Pourtant, « le protocole de l’enquête multifactorielle prospective a été conçu pour mettre en évidence les effondrements massifs et subits de colonies tels que ceux qui avaient été décrits par la filière apicole et répercutés par les médias. Selon ces témoignages, ces effondrements étaient consécutifs à l’exposition des ruchers aux cultures de tournesol », peut-on lire dans le document de l’Afssa. Or, « ni au cours de miellées de tournesol, ni à aucun autre moment de la saison apicole (à l’exception d’un cas), nous n’avons constaté de mortalités ou de dépopulations massives de ruches […] Dans le cas unique où nous avons constaté une mortalité massive d’abeilles, la recherche de résidus de produits phytosanitaires a montré la présence d’endosulfan et de fluvalinate dans les abeilles mortes. » Le fluvalinate, tout comme le coumaphos, dont des résidus importants ont été retrouvés sur les abeilles mortes, sont « utilisés par les apiculteurs pour lutter contre les maladies causées par le varroa, un acarien parasite qui a envahi les ruches du monde entier à partir des années 1990 », explique Yves Miserey. D’où le fait que l’équipe de l’Afssa incrimine clairement aussi l’usage de « plusieurs pratiques apicoles inadaptées. Parmi celles-ci, l’utilisation de produits non homologués pour le traitement de la varroase. » Une observation à mettre en parallèle avec le manque de formation de certains apiculteurs, régulièrement dénoncé par le Syndicat des producteurs de miel français (SPMF).

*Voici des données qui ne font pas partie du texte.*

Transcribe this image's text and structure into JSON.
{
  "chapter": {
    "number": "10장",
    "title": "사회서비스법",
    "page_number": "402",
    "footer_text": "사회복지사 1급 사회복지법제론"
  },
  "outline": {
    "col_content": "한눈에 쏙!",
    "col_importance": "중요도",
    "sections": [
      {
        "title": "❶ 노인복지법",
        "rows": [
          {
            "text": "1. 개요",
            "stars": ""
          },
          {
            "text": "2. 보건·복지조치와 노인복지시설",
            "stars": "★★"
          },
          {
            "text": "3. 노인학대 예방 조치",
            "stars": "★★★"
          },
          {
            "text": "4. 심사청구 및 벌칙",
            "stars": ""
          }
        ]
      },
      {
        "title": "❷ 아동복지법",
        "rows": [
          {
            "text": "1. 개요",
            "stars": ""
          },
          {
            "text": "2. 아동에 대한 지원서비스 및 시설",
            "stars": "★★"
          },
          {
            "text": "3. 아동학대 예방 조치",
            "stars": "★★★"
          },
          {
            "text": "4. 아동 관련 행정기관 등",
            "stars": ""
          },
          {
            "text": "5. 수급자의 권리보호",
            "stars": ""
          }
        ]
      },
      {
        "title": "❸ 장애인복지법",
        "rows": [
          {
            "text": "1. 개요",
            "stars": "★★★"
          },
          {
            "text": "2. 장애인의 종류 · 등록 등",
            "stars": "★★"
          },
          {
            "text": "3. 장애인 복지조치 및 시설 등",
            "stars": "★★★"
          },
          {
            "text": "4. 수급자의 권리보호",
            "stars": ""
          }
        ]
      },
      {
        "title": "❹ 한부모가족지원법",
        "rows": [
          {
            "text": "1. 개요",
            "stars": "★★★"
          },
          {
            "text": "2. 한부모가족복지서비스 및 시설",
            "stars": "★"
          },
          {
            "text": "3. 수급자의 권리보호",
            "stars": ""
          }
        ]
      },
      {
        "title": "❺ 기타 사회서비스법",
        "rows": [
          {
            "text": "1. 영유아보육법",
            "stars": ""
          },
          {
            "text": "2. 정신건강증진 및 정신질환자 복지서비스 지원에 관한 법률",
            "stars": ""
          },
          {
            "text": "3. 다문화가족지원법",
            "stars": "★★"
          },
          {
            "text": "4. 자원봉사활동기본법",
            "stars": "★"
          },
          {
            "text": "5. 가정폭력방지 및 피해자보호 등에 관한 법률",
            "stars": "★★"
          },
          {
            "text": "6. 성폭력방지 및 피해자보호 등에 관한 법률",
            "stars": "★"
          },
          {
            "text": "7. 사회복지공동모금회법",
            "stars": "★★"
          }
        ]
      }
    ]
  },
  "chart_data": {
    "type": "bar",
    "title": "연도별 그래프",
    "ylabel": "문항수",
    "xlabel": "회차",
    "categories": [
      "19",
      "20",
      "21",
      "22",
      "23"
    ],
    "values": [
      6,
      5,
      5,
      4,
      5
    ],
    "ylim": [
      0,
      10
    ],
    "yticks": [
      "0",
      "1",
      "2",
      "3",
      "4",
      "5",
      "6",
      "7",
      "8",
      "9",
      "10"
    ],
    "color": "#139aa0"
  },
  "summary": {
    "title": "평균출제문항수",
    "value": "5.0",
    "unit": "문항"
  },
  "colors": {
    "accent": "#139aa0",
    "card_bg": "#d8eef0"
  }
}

Le dernier volet de l’enquête de l’Afssa porte sur le manque de nourriture (de nectar mais surtout de pollen, qui apporte les protéines nécessaires au développement des jeunes larves), qui est du à l’uniformisation des paysages agricoles. « Les anomalies concernant l’alimentation des abeilles, qui ont été suspectées en raison de la situation de certains ruchers, ont pu avoir des conséquences sur la santé des colonies », avancent les chercheurs de l’agence de santé. Des propos que conteste l’apiculteur vendéen Frank Aletru. « Chez nous en Vendée, la diversité végétale augmente et pourtant le problème persiste ! », affirme-t-il dans le numéro de Science & Vie de février 2007. C’est bien là le hic, puisque ni le Gaucho ni le Régent ne sont utilisés en Vendée depuis 2005 !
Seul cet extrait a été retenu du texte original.